CD | Zunächst sollten wir erkennen, dass es bei der öffentlichen Diskussion des Themas in der Regel nicht um Integration von Ausländern oder Einwanderern geht, sondern dass eine soziale Problematik dahintersteht. Um in der Fremde ein Stück Heimat zu haben, ziehen sich Menschen in Gruppen mit ähnlicher Herkunft zurück, besonders wenn sie keinen Beruf haben, der ihnen gesellschaftliches Ansehen verspricht, sie arbeitslos sind und staatliche Unterstützung beziehen. Dieser Tendenz wurde lange auch städtebaulich nichts entgegengesetzt, sodass diese Menschengruppen isoliert wohnen. Und ihre Kinder gehen auf Schulen, in denen sie fast völlig unter sich sind. Das muss durchbrochen werden, denn bei den Kindern ist der Zusammenfluss, hier liegt die Chance, Integration und Gemeinschaft erlebbar zu machen. – Viele Untersuchungen belegen, dass Kinder aus Elternhäusern von sogenannten «bildungsfernen Schichten» kaum eine Chance haben, einen höheren Schulabschluss zu erwerben; damit wird ihre Sonderstellung weiter gefestigt, und die Probleme setzen sich fort. Entwicklungsförderung bis zum zehnten Lebensjahr ist entscheidend für die späteren Bildungschancen, ebenso für die soziale Offenheit eines Menschen. In diesem Alter wird zudem die Bildung des Menschen als Gesamtes – ich meine nicht die Allgemeinbildung – angelegt: Hier findet auch die Vermittlung von Werten statt, die für jeden Menschen wichtig sind, dazu gehört beispielsweise das Empfinden für Andacht und Ehrfurcht und das Staunen über die Großartigkeit der Natur und über alles, was um sie herum ist. Wenn in diesem Grundschulalter keine Begegnung mit Kindern aus unterschiedlichem sozialem und kulturellem Hintergrund stattfindet, erschwert man soziales Lernen. Das Kind, mit dem ich spielen, streiten und mich wieder versöhnen kann, steht mir nahe. Mit diesen Erfahrungen kann man auch anders mit bestimmten Problemen in der Pubertät umgehen, wo sich Jugendliche stärker mit ihrer Herkunft, ihrer Nationalität identifizieren.

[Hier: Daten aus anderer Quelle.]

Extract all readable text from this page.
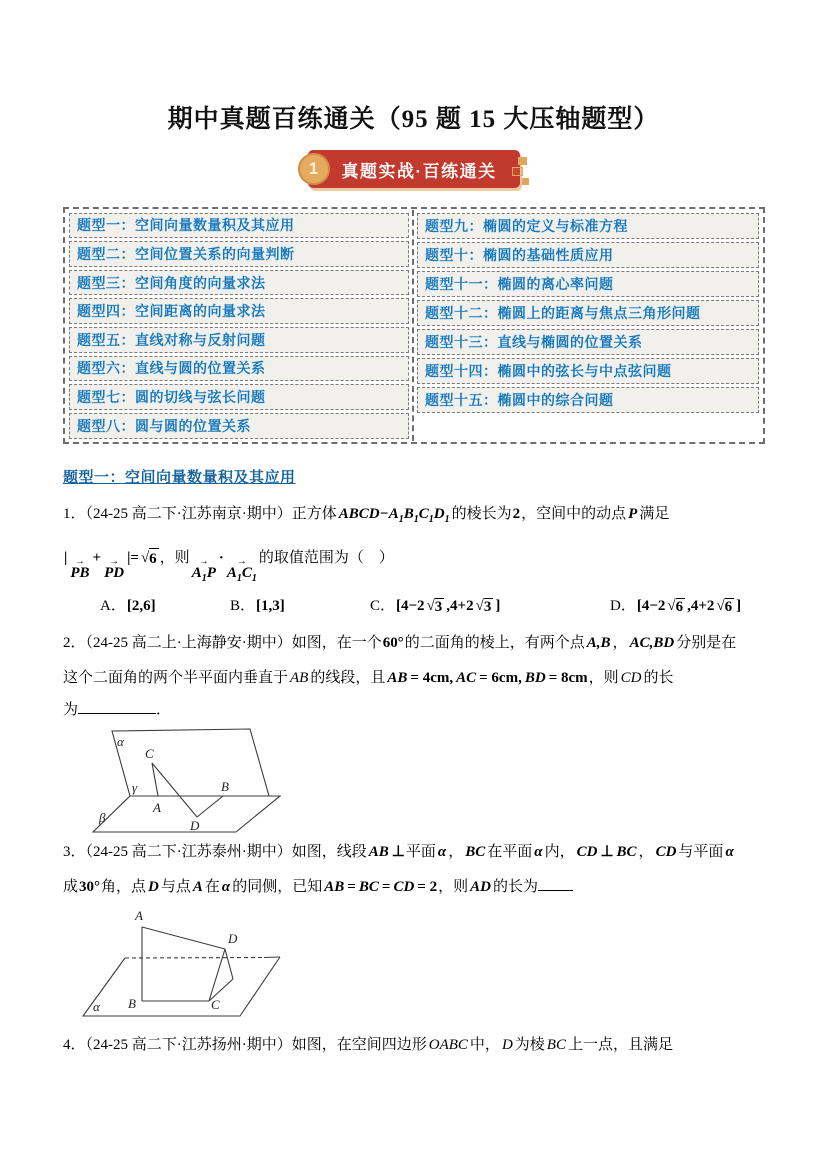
期中真题百练通关（95 题 15 大压轴题型）
1	真题实战·百练通关
题型一：空间向量数量积及其应用
题型二：空间位置关系的向量判断
题型三：空间角度的向量求法
题型四：空间距离的向量求法
题型五：直线对称与反射问题
题型六：直线与圆的位置关系
题型七：圆的切线与弦长问题
题型八：圆与圆的位置关系
题型九：椭圆的定义与标准方程
题型十：椭圆的基础性质应用
题型十一：椭圆的离心率问题
题型十二：椭圆上的距离与焦点三角形问题
题型十三：直线与椭圆的位置关系
题型十四：椭圆中的弦长与中点弦问题
题型十五：椭圆中的综合问题
题型一：空间向量数量积及其应用

1．（24-25 高二下·江苏南京·期中）正方体 $ABCD-A_1B_1C_1D_1$ 的棱长为2，空间中的动点 P 满足

| →
PB
+ →
PD
|= √ 6 ，则 →
$A_1P$
· →
$A_1C_1$
的取值范围为（　）

A．[2,6]	B．[1,3]	C．[4−2 √ 3 ,4+2 √ 3 ]	D．[4−2 √ 6 ,4+2 √ 6 ]

2．（24-25 高二上·上海静安·期中）如图，在一个60°的二面角的棱上，有两个点 A,B ， AC,BD 分别是在

这个二面角的两个半平面内垂直于 AB 的线段，且 AB = 4cm, AC = 6cm, BD = 8cm，则 CD 的长

为	．

α
C
γ	B
A
D
β

3．（24-25 高二下·江苏泰州·期中）如图，线段 AB ⊥平面 α ， BC 在平面 α 内， CD ⊥ BC ， CD 与平面 α

成30°角，点 D 与点 A 在 α 的同侧，已知 AB = BC = CD = 2，则 AD 的长为

A
D
B	C
α

4．（24-25 高二下·江苏扬州·期中）如图，在空间四边形 OABC 中， D 为棱 BC 上一点，且满足
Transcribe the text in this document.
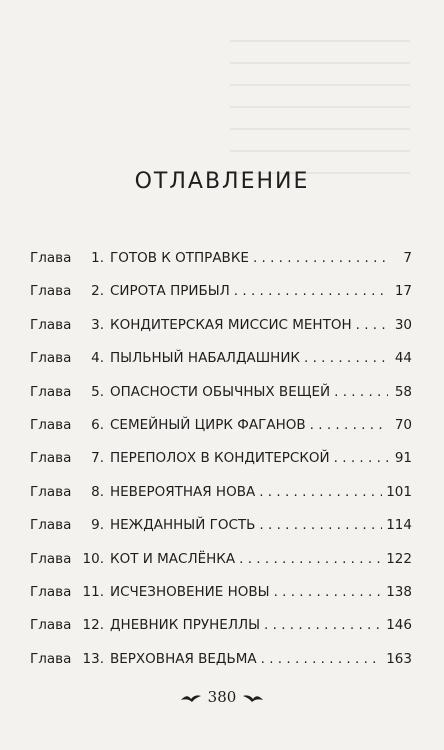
ОТЛАВЛЕНИЕ
Глава 1. ГОТОВ К ОТПРАВКЕ . . .	7
Глава 2. СИРОТА ПРИБЫЛ . . .	17
Глава 3. КОНДИТЕРСКАЯ МИССИС МЕНТОН . . .	30
Глава 4. ПЫЛЬНЫЙ НАБАЛДАШНИК . . .	44
Глава 5. ОПАСНОСТИ ОБЫЧНЫХ ВЕЩЕЙ . . .	58
Глава 6. СЕМЕЙНЫЙ ЦИРК ФАГАНОВ . . .	70
Глава 7. ПЕРЕПОЛОХ В КОНДИТЕРСКОЙ . . .	91
Глава 8. НЕВЕРОЯТНАЯ НОВА . . .	101
Глава 9. НЕЖДАННЫЙ ГОСТЬ . . .	114
Глава 10. КОТ И МАСЛЁНКА . . .	122
Глава 11. ИСЧЕЗНОВЕНИЕ НОВЫ . . .	138
Глава 12. ДНЕВНИК ПРУНЕЛЛЫ . . .	146
Глава 13. ВЕРХОВНАЯ ВЕДЬМА . . .	163
380
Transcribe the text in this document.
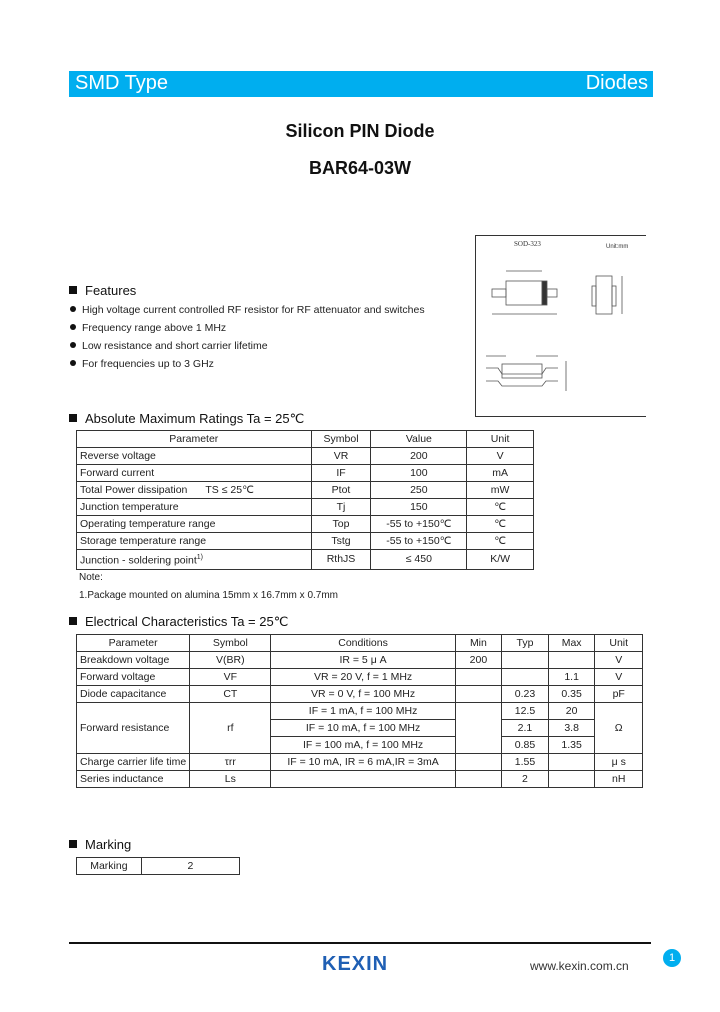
SMD Type	Diodes
Silicon PIN Diode
BAR64-03W
SOD-323	Unit:mm
Features
High voltage current controlled RF resistor for RF attenuator and switches
Frequency range above 1 MHz
Low resistance and short carrier lifetime
For frequencies up to 3 GHz
Absolute Maximum Ratings Ta = 25℃
Parameter	Symbol	Value	Unit
Reverse voltage	VR	200	V
Forward current	IF	100	mA
Total Power dissipation TS ≤ 25℃	Ptot	250	mW
Junction temperature	Tj	150	℃
Operating temperature range	Top	-55 to +150℃	℃
Storage temperature range	Tstg	-55 to +150℃	℃
Junction - soldering point$^{1)}$	RthJS	≤ 450	K/W
Note:
1.Package mounted on alumina 15mm x 16.7mm x 0.7mm
Electrical Characteristics Ta = 25℃
Parameter	Symbol	Conditions	Min	Typ	Max	Unit
Breakdown voltage	V(BR)	IR = 5 μ A	200			V
Forward voltage	VF	VR = 20 V, f = 1 MHz			1.1	V
Diode capacitance	CT	VR = 0 V, f = 100 MHz		0.23	0.35	pF
Forward resistance	rf	IF = 1 mA, f = 100 MHz		12.5	20	Ω
		IF = 10 mA, f = 100 MHz		2.1	3.8	
		IF = 100 mA, f = 100 MHz		0.85	1.35	
Charge carrier life time	τrr	IF = 10 mA, IR = 6 mA,IR = 3mA		1.55		μ s
Series inductance	Ls			2		nH
Marking
Marking	2
KEXIN	www.kexin.com.cn
1
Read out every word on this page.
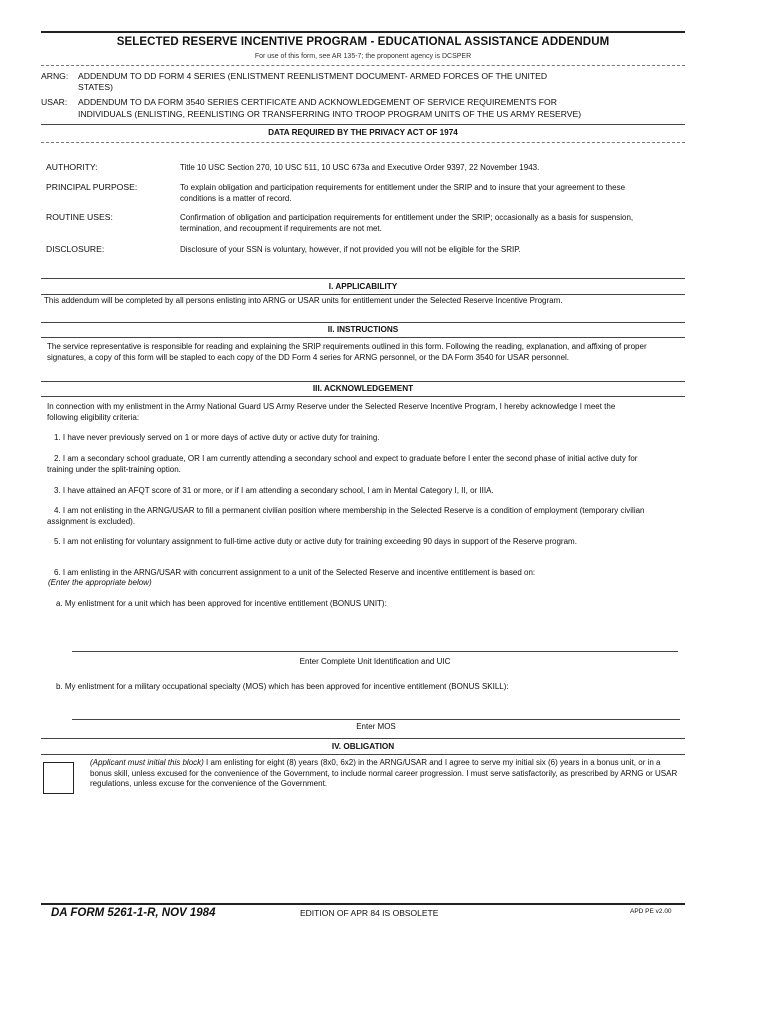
SELECTED RESERVE INCENTIVE PROGRAM - EDUCATIONAL ASSISTANCE ADDENDUM
For use of this form, see AR 135-7; the proponent agency is DCSPER
ARNG: ADDENDUM TO DD FORM 4 SERIES (ENLISTMENT REENLISTMENT DOCUMENT- ARMED FORCES OF THE UNITED
STATES)
USAR: ADDENDUM TO DA FORM 3540 SERIES CERTIFICATE AND ACKNOWLEDGEMENT OF SERVICE REQUIREMENTS FOR
INDIVIDUALS (ENLISTING, REENLISTING OR TRANSFERRING INTO TROOP PROGRAM UNITS OF THE US ARMY RESERVE)
DATA REQUIRED BY THE PRIVACY ACT OF 1974
AUTHORITY:	Title 10 USC Section 270, 10 USC 511, 10 USC 673a and Executive Order 9397, 22 November 1943.
PRINCIPAL PURPOSE:	To explain obligation and participation requirements for entitlement under the SRIP and to insure that your agreement to these conditions is a matter of record.
ROUTINE USES:	Confirmation of obligation and participation requirements for entitlement under the SRIP; occasionally as a basis for suspension, termination, and recoupment if requirements are not met.
DISCLOSURE:	Disclosure of your SSN is voluntary, however, if not provided you will not be eligible for the SRIP.
I. APPLICABILITY
This addendum will be completed by all persons enlisting into ARNG or USAR units for entitlement under the Selected Reserve Incentive Program.
II. INSTRUCTIONS
The service representative is responsible for reading and explaining the SRIP requirements outlined in this form. Following the reading, explanation, and affixing of proper signatures, a copy of this form will be stapled to each copy of the DD Form 4 series for ARNG personnel, or the DA Form 3540 for USAR personnel.
III. ACKNOWLEDGEMENT
In connection with my enlistment in the Army National Guard US Army Reserve under the Selected Reserve Incentive Program, I hereby acknowledge I meet the following eligibility criteria:
1. I have never previously served on 1 or more days of active duty or active duty for training.
2. I am a secondary school graduate, OR I am currently attending a secondary school and expect to graduate before I enter the second phase of initial active duty for training under the split-training option.
3. I have attained an AFQT score of 31 or more, or if I am attending a secondary school, I am in Mental Category I, II, or IIIA.
4. I am not enlisting in the ARNG/USAR to fill a permanent civilian position where membership in the Selected Reserve is a condition of employment (temporary civilian assignment is excluded).
5. I am not enlisting for voluntary assignment to full-time active duty or active duty for training exceeding 90 days in support of the Reserve program.
6. I am enlisting in the ARNG/USAR with concurrent assignment to a unit of the Selected Reserve and incentive entitlement is based on:
(Enter the appropriate below)
a. My enlistment for a unit which has been approved for incentive entitlement (BONUS UNIT):
Enter Complete Unit Identification and UIC
b. My enlistment for a military occupational specialty (MOS) which has been approved for incentive entitlement (BONUS SKILL):
Enter MOS
IV. OBLIGATION
(Applicant must initial this block) I am enlisting for eight (8) years (8x0, 6x2) in the ARNG/USAR and I agree to serve my initial six (6) years in a bonus unit, or in a bonus skill, unless excused for the convenience of the Government, to include normal career progression. I must serve satisfactorily, as prescribed by ARNG or USAR regulations, unless excuse for the convenience of the Government.
DA FORM 5261-1-R, NOV 1984	EDITION OF APR 84 IS OBSOLETE	APD PE v2.00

DKM | Wie müsste unser Bildungssystem verbessert werden, damit wir die Integrationsproblematik, sozial und kulturell, besser bewältigen, statt ängstlich darauf zu blicken?
CD | Ich bin überzeugt davon, dass es kein System, kein Modell geben wird, das quasi automatisch soziale Integration ermöglicht – es kommt auf die Menschen an, auf die Pädagogen, egal in welcher Schulform! Deshalb ist entscheidend, dass alle Lehrer schon in ihrer Ausbildung daran arbeiten, was vorurteilsbewusste Begegnung ist, also an sich selbst arbeiten. Als Zweites denke ich, dass es notwendig ist, dass Schulen freigelassen werden, damit sich jede Schule, jede Lehrerkonferenz ihr eigenes Profil, was ihnen am Wichtigsten ist, erarbeiten kann. Der pädagogische Impuls, die Entwicklung von Kindern und Jugendlichen zu fördern, geht immer wieder von einzelnen Menschen aus, die andere Lehrer dann anregen und mitziehen. Wenn Pädagogen an staatlichen Schulen könnten, wie sie wollten, gäbe es nach meiner Ansicht viel mehr vorbildliche Schulen, an denen eine offene und fördernde Atmosphäre herrscht. Ich hoffe auch, dass der Impuls der Interkulturellen Waldorfschule Mannheim sich ausweitet und in zehn Jahren in jeder großen Region mindestens eine Interkulturelle Waldorfschule besteht.
«Wenn ich mit Menschen verschiedener
Herkunftsländer zusammen bin,
darf ich nicht unberücksichtigt lassen,
dass sie von anderen Eindrücken tief geprägt sind.»